Le site du MINISTÈRE DE L'ÉCOLOGIE, DU DÉVELOPPEMENT DURABLE ET DE L'ÉNERGIE indique sans précision:

« Le concessionnaire aura la charge de construire et d'exploiter la ligne pour une durée de 50 ans; en contrepente, il percevra les recettes de péages générées par la circulation des trains ainsi que la subvention d'équilibre versée par l'Etat, les collectivités territoriales partenaires et RFF.»

Pour le reste, le montant et les engagements des différents partenaires publics, ne sont pas connus alors que les enquêtes publiques sont imminentes, ce qui est particulièrement préjudiciable pour déterminer l'utilité publique d'un projet.

Par ailleurs, il risque de se dérouler une très longue période entre la déclaration d'utilité publique et le commencement des travaux.

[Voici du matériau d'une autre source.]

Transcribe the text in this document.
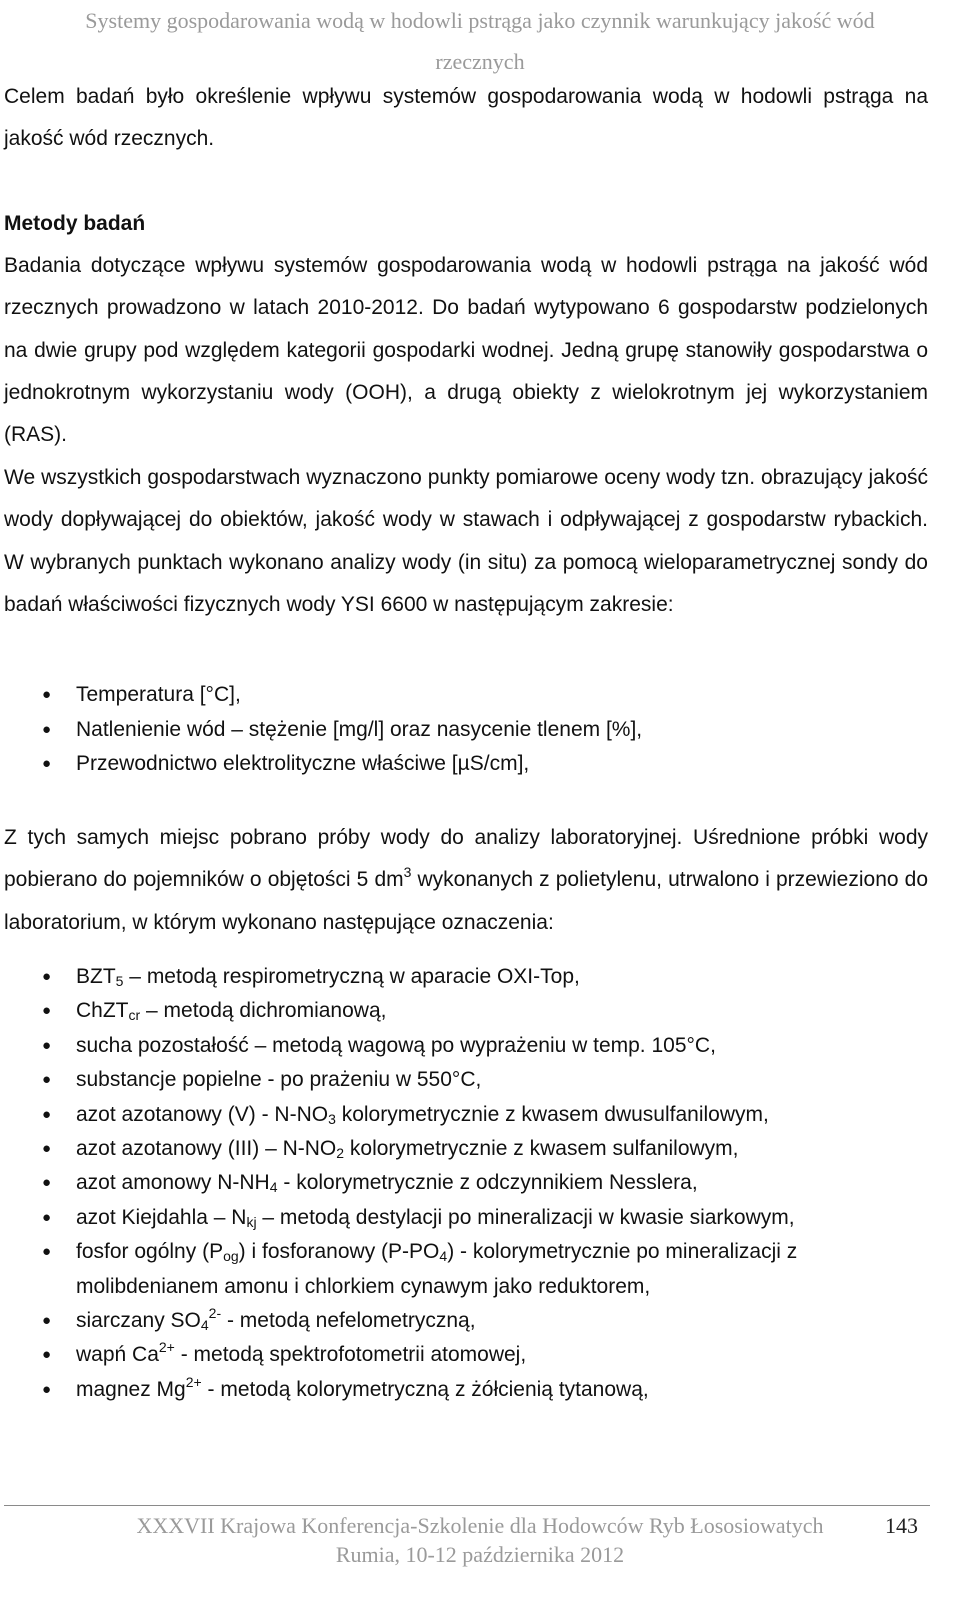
Systemy gospodarowania wodą w hodowli pstrąga jako czynnik warunkujący jakość wód
rzecznych

Celem badań było określenie wpływu systemów gospodarowania wodą w hodowli pstrąga na jakość wód rzecznych.

Metody badań

Badania dotyczące wpływu systemów gospodarowania wodą w hodowli pstrąga na jakość wód rzecznych prowadzono w latach 2010-2012. Do badań wytypowano 6 gospodarstw podzielonych na dwie grupy pod względem kategorii gospodarki wodnej. Jedną grupę stanowiły gospodarstwa o jednokrotnym wykorzystaniu wody (OOH), a drugą obiekty z wielokrotnym jej wykorzystaniem (RAS).

We wszystkich gospodarstwach wyznaczono punkty pomiarowe oceny wody tzn. obrazujący jakość wody dopływającej do obiektów, jakość wody w stawach i odpływającej z gospodarstw rybackich. W wybranych punktach wykonano analizy wody (in situ) za pomocą wieloparametrycznej sondy do badań właściwości fizycznych wody YSI 6600 w następującym zakresie:

● Temperatura [°C],
● Natlenienie wód – stężenie [mg/l] oraz nasycenie tlenem [%],
● Przewodnictwo elektrolityczne właściwe [µS/cm],

Z tych samych miejsc pobrano próby wody do analizy laboratoryjnej. Uśrednione próbki wody pobierano do pojemników o objętości 5 $dm^3$ wykonanych z polietylenu, utrwalono i przewieziono do laboratorium, w którym wykonano następujące oznaczenia:

● $BZT_5$ – metodą respirometryczną w aparacie OXI-Top,
● ChZT$_{cr}$ – metodą dichromianową,
● sucha pozostałość – metodą wagową po wyprażeniu w temp. 105°C,
● substancje popielne - po prażeniu w 550°C,
● azot azotanowy $(V) - N-NO_3$ kolorymetrycznie z kwasem dwusulfanilowym,
● azot azotanowy $(III) - N-NO_2$ kolorymetrycznie z kwasem sulfanilowym,
● azot amonowy $N-NH_4$ - kolorymetrycznie z odczynnikiem Nesslera,
● azot Kiejdahla – $N_{kj}$ – metodą destylacji po mineralizacji w kwasie siarkowym,
● fosfor ogólny $(P_{og})$ i fosforanowy $(P-PO_4)$ - kolorymetrycznie po mineralizacji z molibdenianem amonu i chlorkiem cynawym jako reduktorem,
● siarczany $SO_4^{2-}$ - metodą nefelometryczną,
● wapń $Ca^{2+}$ - metodą spektrofotometrii atomowej,
● magnez $Mg^{2+}$ - metodą kolorymetryczną z żółcienią tytanową,
XXXVII Krajowa Konferencja-Szkolenie dla Hodowców Ryb Łososiowatych
Rumia, 10-12 października 2012
143
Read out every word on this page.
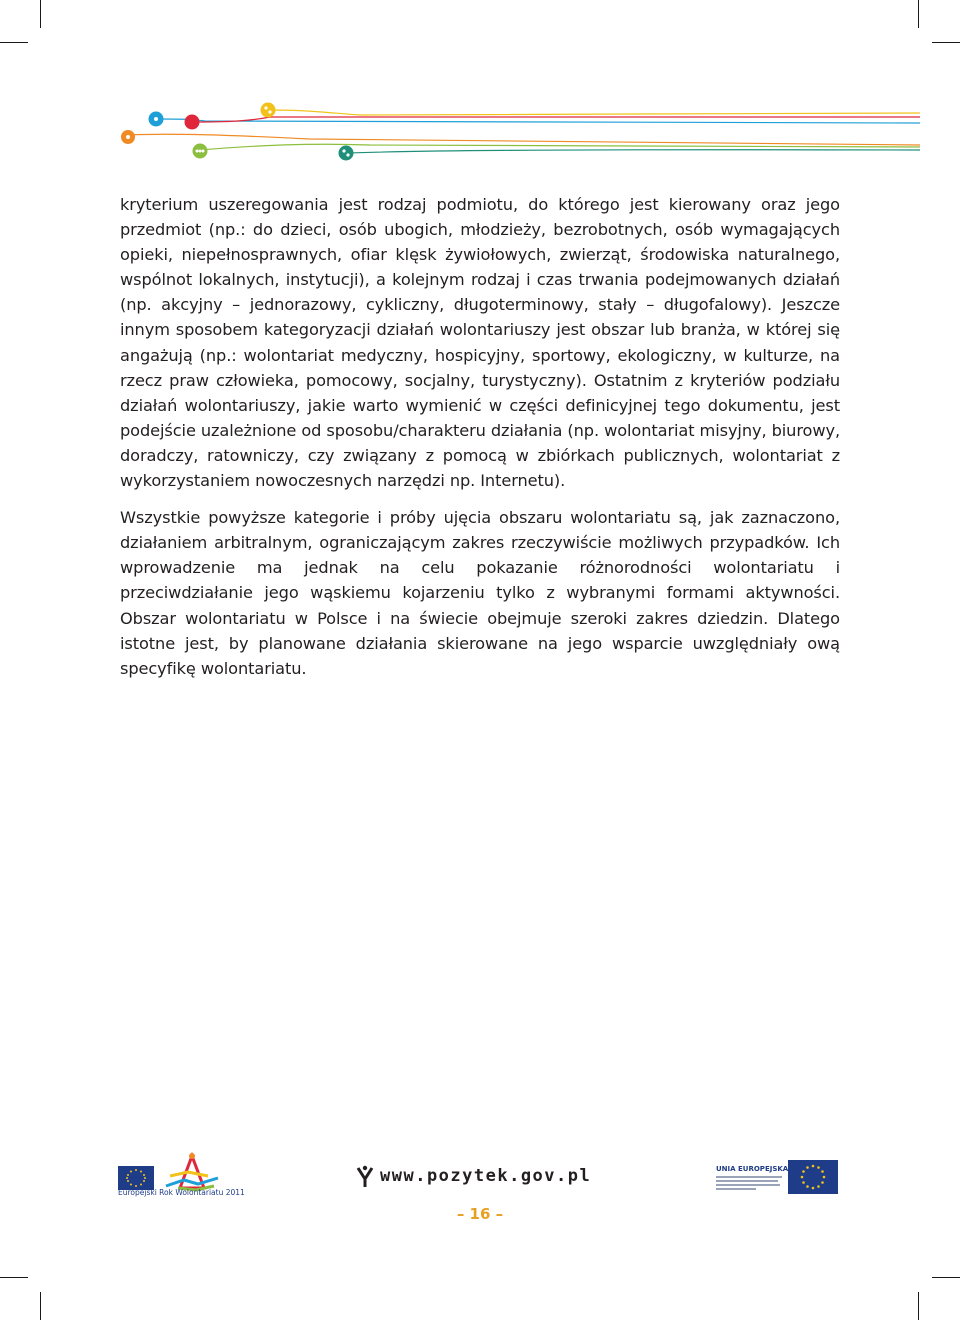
kryterium uszeregowania jest rodzaj podmiotu, do którego jest kierowany oraz jego przedmiot (np.: do dzieci, osób ubogich, młodzieży, bezrobotnych, osób wymagających opieki, niepełnosprawnych, ofiar klęsk żywiołowych, zwierząt, środowiska naturalnego, wspólnot lokalnych, instytucji), a kolejnym rodzaj i czas trwania podejmowanych działań (np. akcyjny – jednorazowy, cykliczny, długoterminowy, stały – długofalowy). Jeszcze innym sposobem kategoryzacji działań wolontariuszy jest obszar lub branża, w której się angażują (np.: wolontariat medyczny, hospicyjny, sportowy, ekologiczny, w kulturze, na rzecz praw człowieka, pomocowy, socjalny, turystyczny). Ostatnim z kryteriów podziału działań wolontariuszy, jakie warto wymienić w części definicyjnej tego dokumentu, jest podejście uzależnione od sposobu/charakteru działania (np. wolontariat misyjny, biurowy, doradczy, ratowniczy, czy związany z pomocą w zbiórkach publicznych, wolontariat z wykorzystaniem nowoczesnych narzędzi np. Internetu).

Wszystkie powyższe kategorie i próby ujęcia obszaru wolontariatu są, jak zaznaczono, działaniem arbitralnym, ograniczającym zakres rzeczywiście możliwych przypadków. Ich wprowadzenie ma jednak na celu pokazanie różnorodności wolontariatu i przeciwdziałanie jego wąskiemu kojarzeniu tylko z wybranymi formami aktywności. Obszar wolontariatu w Polsce i na świecie obejmuje szeroki zakres dziedzin. Dlatego istotne jest, by planowane działania skierowane na jego wsparcie uwzględniały ową specyfikę wolontariatu.

Europejski Rok Wolontariatu 2011
www.pozytek.gov.pl
– 16 –
UNIA EUROPEJSKA
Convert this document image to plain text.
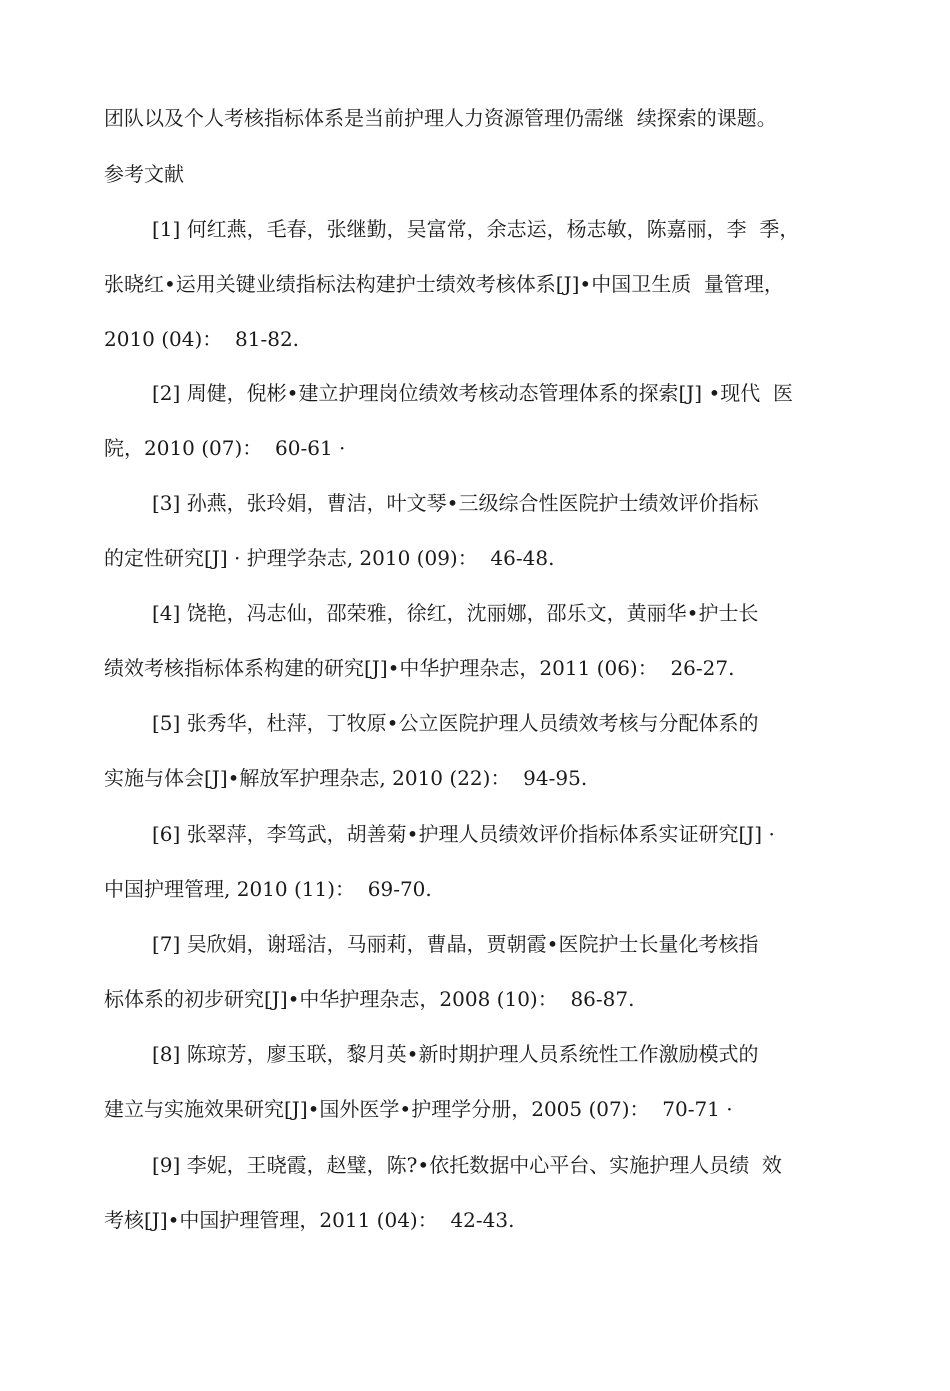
团队以及个人考核指标体系是当前护理人力资源管理仍需继  续探索的课题。
参考文献
[1] 何红燕，毛春，张继勤，吴富常，余志运，杨志敏，陈嘉丽，李  季，
张晓红•运用关键业绩指标法构建护士绩效考核体系[J]•中国卫生质  量管理，
2010 (04)：  81-82.
[2] 周健，倪彬•建立护理岗位绩效考核动态管理体系的探索[J] •现代  医
院，2010 (07)：  60-61 ·
[3] 孙燕，张玲娟，曹洁，叶文琴•三级综合性医院护士绩效评价指标
的定性研究[J] · 护理学杂志, 2010 (09)：  46-48.
[4] 饶艳，冯志仙，邵荣雅，徐红，沈丽娜，邵乐文，黄丽华•护士长
绩效考核指标体系构建的研究[J]•中华护理杂志，2011 (06)：  26-27.
[5] 张秀华，杜萍，丁牧原•公立医院护理人员绩效考核与分配体系的
实施与体会[J]•解放军护理杂志, 2010 (22)：  94-95.
[6] 张翠萍，李笃武，胡善菊•护理人员绩效评价指标体系实证研究[J] ·
中国护理管理, 2010 (11)：  69-70.
[7] 吴欣娟，谢瑶洁，马丽莉，曹晶，贾朝霞•医院护士长量化考核指
标体系的初步研究[J]•中华护理杂志，2008 (10)：  86-87.
[8] 陈琼芳，廖玉联，黎月英•新时期护理人员系统性工作激励模式的
建立与实施效果研究[J]•国外医学•护理学分册，2005 (07)：  70-71 ·
[9] 李妮，王晓霞，赵璧，陈?•依托数据中心平台、实施护理人员绩  效
考核[J]•中国护理管理，2011 (04)：  42-43.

Ce délai est de nature à rendre obsolète les solutions proposées dans le projet adopté. Ainsi par exemple, l'absence de montage financier aboutit, pour l'autoroute A 45 entre Lyon et Saint-Étienne, a une déclaration d'utilité publique de 12 ans. Depuis, les conditions économiques et de besoin en termes de déplacement ont changées telles que l'ouverture d'un nouveau tronçon autoroutier, l'autoroute A 89.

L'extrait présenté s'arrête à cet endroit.